Dass Spitalverantwortliche als Folge eines Finanzdebakels zurücktreten, kam aber zum Beispiel letztes Jahr vor. Im Kantonsspital Aarau (KSA) traten vier der sieben Verwaltungsräte auf zurück, darunter der Verwaltungsratspräsident Peter Suter und Vizepräsident Felix Schönle. Dem KSA hätte der Konkurs gedroht, wenn der Kanton nicht 240 Millionen Franken eingeschossen hätte.

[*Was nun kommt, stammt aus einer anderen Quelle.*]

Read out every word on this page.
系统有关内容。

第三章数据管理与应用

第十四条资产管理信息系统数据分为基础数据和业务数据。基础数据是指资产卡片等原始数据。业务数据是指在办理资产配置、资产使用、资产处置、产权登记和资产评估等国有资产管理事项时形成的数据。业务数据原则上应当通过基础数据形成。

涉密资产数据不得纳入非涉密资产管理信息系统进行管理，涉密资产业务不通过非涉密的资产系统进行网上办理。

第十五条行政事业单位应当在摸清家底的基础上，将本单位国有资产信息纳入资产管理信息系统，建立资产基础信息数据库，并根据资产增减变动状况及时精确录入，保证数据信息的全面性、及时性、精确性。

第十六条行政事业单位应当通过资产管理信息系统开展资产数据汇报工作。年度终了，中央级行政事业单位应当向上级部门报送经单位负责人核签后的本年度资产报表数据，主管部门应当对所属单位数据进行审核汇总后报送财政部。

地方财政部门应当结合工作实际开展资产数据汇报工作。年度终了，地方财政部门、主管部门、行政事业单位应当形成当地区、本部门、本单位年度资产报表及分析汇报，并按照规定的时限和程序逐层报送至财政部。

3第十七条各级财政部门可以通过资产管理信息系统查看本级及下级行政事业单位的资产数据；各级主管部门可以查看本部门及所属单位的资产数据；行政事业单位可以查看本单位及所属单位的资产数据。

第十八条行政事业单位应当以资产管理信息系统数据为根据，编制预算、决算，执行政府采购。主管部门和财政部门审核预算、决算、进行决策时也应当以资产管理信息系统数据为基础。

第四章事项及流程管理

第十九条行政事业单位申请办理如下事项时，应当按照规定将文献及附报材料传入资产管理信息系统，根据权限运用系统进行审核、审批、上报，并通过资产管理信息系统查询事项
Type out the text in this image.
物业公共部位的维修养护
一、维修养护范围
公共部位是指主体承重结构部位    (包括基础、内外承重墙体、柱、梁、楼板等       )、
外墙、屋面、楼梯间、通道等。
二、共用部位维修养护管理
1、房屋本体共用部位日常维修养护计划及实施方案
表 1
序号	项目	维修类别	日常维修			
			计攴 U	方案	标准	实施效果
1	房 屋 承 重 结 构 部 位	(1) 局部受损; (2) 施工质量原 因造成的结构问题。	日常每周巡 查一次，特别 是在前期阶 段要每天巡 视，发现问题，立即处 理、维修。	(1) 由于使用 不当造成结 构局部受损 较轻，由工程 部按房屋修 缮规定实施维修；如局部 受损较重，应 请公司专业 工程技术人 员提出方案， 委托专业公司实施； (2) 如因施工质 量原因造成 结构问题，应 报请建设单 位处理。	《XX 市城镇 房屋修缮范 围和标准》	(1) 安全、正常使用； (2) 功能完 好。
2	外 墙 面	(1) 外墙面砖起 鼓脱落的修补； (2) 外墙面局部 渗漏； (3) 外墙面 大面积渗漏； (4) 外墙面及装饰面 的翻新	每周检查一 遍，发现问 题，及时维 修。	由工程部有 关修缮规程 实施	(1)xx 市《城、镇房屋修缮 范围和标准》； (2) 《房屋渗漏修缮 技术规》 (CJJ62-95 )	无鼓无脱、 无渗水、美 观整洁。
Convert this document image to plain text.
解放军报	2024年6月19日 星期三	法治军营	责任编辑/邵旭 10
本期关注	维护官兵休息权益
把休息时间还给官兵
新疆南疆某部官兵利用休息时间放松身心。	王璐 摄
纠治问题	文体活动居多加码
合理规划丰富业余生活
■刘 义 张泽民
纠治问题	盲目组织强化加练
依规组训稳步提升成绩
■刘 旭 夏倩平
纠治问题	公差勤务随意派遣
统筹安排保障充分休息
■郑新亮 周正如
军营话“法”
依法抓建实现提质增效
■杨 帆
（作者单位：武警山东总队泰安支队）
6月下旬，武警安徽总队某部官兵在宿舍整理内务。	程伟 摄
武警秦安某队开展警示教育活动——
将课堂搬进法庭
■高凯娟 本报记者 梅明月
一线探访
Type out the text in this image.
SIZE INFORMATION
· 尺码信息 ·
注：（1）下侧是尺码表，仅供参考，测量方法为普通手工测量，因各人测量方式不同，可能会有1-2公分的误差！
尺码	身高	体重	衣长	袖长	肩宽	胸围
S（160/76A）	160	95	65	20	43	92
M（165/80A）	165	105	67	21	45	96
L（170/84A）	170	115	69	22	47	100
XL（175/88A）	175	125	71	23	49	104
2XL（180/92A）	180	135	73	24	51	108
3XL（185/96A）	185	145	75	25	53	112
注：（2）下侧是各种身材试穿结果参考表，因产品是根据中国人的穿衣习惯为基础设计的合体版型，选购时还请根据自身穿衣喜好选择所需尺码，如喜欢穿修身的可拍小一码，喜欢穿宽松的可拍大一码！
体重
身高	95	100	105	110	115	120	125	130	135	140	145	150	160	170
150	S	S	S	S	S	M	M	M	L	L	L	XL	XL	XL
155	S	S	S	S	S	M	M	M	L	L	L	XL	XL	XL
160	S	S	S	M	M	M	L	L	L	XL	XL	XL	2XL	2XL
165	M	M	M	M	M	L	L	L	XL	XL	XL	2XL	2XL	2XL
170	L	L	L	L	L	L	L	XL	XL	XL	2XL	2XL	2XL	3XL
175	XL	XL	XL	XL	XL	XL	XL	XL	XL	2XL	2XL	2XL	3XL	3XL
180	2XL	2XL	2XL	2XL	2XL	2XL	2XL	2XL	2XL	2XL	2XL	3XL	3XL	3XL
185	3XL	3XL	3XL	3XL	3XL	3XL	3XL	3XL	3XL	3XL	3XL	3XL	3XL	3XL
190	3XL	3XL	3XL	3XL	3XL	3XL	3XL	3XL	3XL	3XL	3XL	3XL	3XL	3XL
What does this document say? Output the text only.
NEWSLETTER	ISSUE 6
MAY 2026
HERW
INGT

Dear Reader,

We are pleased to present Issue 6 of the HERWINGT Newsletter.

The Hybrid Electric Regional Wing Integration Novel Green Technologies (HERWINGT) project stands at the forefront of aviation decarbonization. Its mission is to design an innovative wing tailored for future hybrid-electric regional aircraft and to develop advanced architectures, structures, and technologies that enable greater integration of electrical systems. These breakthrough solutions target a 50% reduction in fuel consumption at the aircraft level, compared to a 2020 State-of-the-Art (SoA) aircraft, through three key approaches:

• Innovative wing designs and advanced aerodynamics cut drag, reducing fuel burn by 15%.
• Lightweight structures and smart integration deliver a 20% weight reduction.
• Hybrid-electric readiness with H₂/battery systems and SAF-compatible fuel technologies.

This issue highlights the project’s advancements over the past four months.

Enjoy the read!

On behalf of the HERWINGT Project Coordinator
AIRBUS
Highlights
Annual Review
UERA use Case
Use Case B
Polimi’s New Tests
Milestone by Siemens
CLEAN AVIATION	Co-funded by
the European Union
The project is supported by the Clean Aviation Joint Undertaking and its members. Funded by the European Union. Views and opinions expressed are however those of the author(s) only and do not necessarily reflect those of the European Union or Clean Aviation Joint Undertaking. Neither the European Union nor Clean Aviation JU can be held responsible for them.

Vor zwei Jahren noch blendend gut
Noch vor zwei Jahren stellte sich die Insel in blendender Verfassung dar: Der gut gelaunte Insel-Direktionspräsident Uwe E. Jocham verkündete auf der Panoramaterrasse des Bettenhochhauses, dass es der Insel-Gruppe so gut gehe, wie lang nicht mehr: Die damals noch sechs Spitalstandorte machten einen Gewinn von gut 6 Millionen Franken. Der gesamte Konzern erzielte sogar einen Gewinn von 25 Millionen Franken.
Dann 80 Millionen Verlust
Vor einem Jahr dann die Hiobsbotschaft: Die Insel Gruppe verlor in einem Jahr 80 Millionen Franken. Als Folge davon schloss die Gruppe ihre beiden Spitäler Tiefenau und Münsingen, kündigte Mitarbeitenden und strich Bauvorhaben.
Steht die Insel allein da?
Das Berner Inselspital ist nicht das einzige Universitätsspital in finanziellen Schwierigkeiten. Das zeigen die Abschlüsse vom Vorjahr. Einzig das Basler Universitätsspital machte einen kleinen Gewinn.